Though PRP appears to be growing in use and acceptance in orthopedic medicine, there are concerns that there is not enough research to support all of PRP’s claims.
An AAOS report stated that “Although PRP does appear to be effective in the treatment of chronic tendon injuries about the elbow, the medical community needs more scientific evidence before it can determine whether PRP therapy is truly effective in other conditions.”
A 2010 article in the Journal of the American Medical Association (JAMA) concluded that PRP was no more effective than salt water and that there were inconsistencies in the reproduction of results. The article also concluded that “the injections may have different effects on different injuries.”
To date, there have been no large human trials of PRP, and the procedure has been FDA approved for only a certain number of applications following specific guidelines. Generally, it is not fully understood. Some orthopedists have expressed concern that results can vary depending on the patient, his or her blood and the type of centrifuge used to make the PRP. There are many commercially available centrifuges as well as homemade approaches.
Cole says that physicians who frequently use PRP are looking at customization options for making PRP
to maximize platelet levels and to minimize the inflammatory effects by reducing the number of white blood cells. Most orthopedists agree that while there is still much about PRP that is unknown, it has great potential.
“The biggest myth about PRP,” Leland says, “is that this is a panacea or a treatment that will replace all surgeries. We are still trying to determine what problems can be helped with the use of PRP; also, what type of PRP is the best. There are five to ten different systems for making PRP, all of which produce different recipes. We don’t even know what the best concentration is for platelets.” Is it two, five or ten times the normal concentration of platelets in the blood?

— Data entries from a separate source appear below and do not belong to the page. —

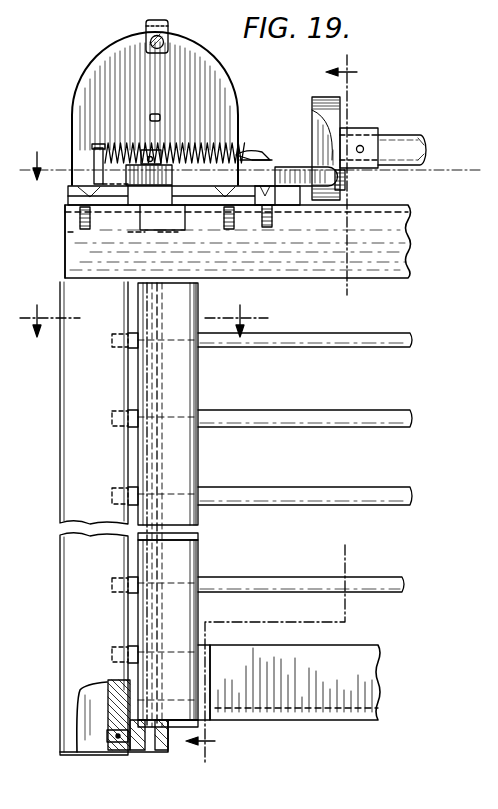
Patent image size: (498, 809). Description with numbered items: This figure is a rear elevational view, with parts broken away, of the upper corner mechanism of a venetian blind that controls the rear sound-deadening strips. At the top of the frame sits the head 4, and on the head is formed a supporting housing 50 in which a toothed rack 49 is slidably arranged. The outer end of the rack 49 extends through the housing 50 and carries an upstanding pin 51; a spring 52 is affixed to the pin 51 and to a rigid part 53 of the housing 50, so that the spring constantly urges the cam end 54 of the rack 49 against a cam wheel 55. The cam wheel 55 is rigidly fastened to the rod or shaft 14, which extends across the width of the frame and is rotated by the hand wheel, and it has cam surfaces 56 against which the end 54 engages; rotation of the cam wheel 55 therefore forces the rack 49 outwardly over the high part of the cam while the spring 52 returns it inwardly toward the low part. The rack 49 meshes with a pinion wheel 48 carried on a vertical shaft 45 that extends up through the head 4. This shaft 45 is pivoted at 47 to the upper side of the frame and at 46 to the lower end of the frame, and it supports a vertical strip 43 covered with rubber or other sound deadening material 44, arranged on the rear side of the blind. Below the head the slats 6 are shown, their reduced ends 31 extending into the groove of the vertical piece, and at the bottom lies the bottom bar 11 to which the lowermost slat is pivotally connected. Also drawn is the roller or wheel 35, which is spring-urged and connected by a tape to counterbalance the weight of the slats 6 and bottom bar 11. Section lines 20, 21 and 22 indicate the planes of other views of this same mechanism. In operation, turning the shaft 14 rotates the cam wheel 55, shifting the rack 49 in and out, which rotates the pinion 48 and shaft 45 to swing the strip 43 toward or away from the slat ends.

The head 4 is at (410, 237).
The slats 6 is at (314, 333).
The bottom bar 11 is at (365, 675).
The rod or shaft 14 is at (412, 140).
The section line 20- 20 is at (285, 410).
The section line 21- 21 is at (250, 155).
The section line 22- 22 is at (144, 308).
The reduced ends of slats 31 is at (112, 494).
The roller or wheel 35 is at (115, 62).
The vertical strips 43 is at (185, 368).
The sound deadening material 44 is at (198, 397).
The vertical shafts 45 is at (160, 455).
The lower pivot 46 is at (141, 752).
The upper pivot 47 is at (128, 218).
The pinion wheel 48 is at (160, 185).
The toothed rack 49 is at (290, 174).
The supporting housing 50 is at (268, 196).
The upstanding pin 51 is at (98, 145).
The spring 52 is at (125, 141).
The rigid part of housing 53 is at (258, 152).
The cam end of rack 54 is at (345, 180).
The cam wheel 55 is at (312, 108).
The cam surfaces 56 is at (334, 136).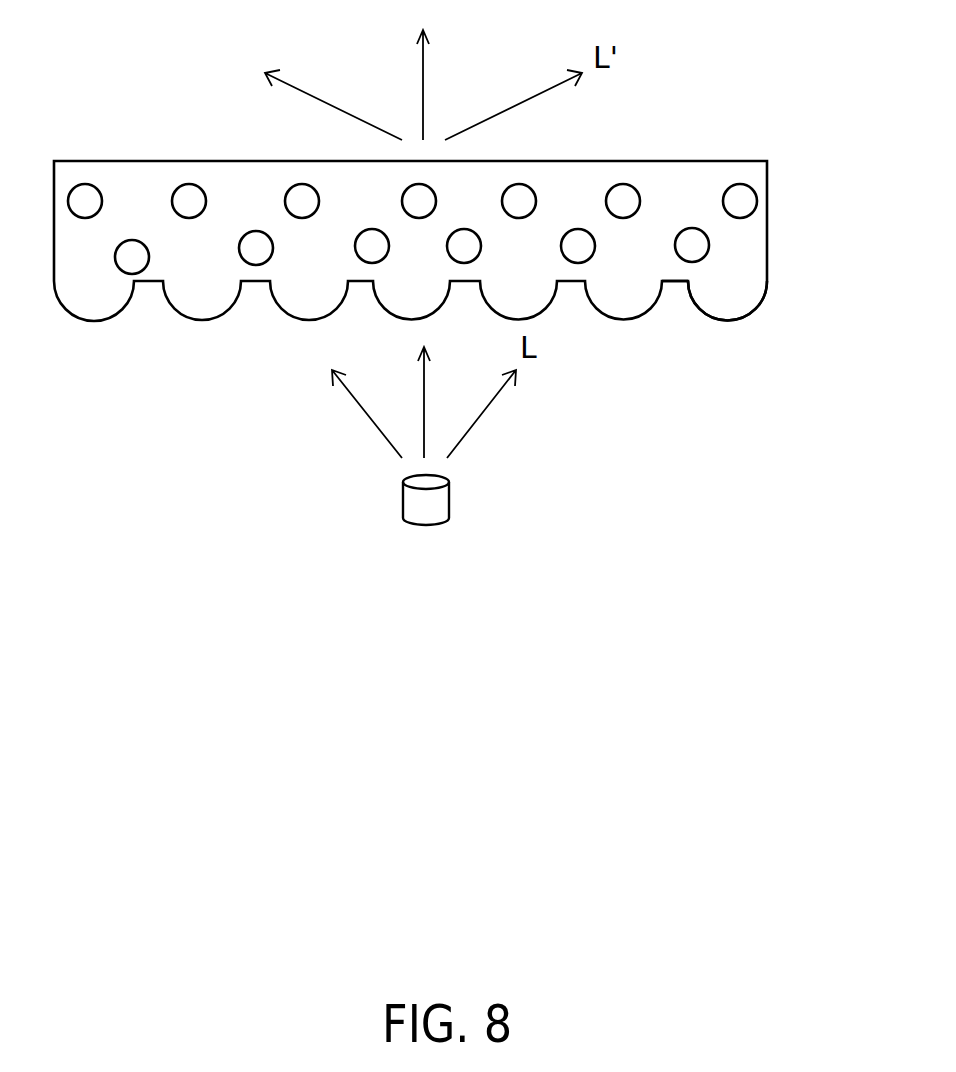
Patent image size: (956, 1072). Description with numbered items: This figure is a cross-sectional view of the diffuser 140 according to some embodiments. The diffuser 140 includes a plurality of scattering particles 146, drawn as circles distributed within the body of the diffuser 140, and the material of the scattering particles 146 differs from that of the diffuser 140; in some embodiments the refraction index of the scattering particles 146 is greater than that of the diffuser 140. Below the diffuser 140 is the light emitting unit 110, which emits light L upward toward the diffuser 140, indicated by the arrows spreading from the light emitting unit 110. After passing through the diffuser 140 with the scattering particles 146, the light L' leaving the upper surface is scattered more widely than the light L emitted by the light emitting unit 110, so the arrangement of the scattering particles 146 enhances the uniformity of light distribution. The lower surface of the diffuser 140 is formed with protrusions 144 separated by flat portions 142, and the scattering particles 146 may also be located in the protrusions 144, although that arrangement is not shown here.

The light emitting unit 110 is at (432, 505).
The diffuser 140 is at (743, 240).
The flat portion 142 is at (675, 283).
The protrusions 144 is at (737, 307).
The scattering particles 146 is at (745, 200).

“But,” Leland says, “PRP can be an important tool for the orthopedic surgeon. As further research is performed, we will learn more about when and where to use it in order to get the absolute best results for our patients.”
Like PRP, stem cells, specifically allogeneic mesenchymal stem cells from umbilical cord blood, are being used for experimental cartilage-repair surgery. But stem cells are used less frequently because of the stricter regulatory environment and a more complex cell-expansion process. In light of this, new techniques to use the patient’s own cells harvested from bone marrow are now more commonly used.
Both Leland and Cole, advocates of PRP and also some stem cell procedures, say that more extensive human trials are necessary for both treatments to determine their rightful place in medicine.
For now, one of the biggest deterrents for widespread utilization of PRP is its cost. Fees for one injection range from $500 to $2,000, and insurance companies often do not cover the procedure.
For the professional athlete whose livelihood depends on being able to play, combined with their hefty salaries, the cost and PRP’s low risk is well worth it. But for college athletes like Brent Jurceka, who may or may not have a sports-related career, the $500 price tag he paid will likely keep his PRP access to a minimum.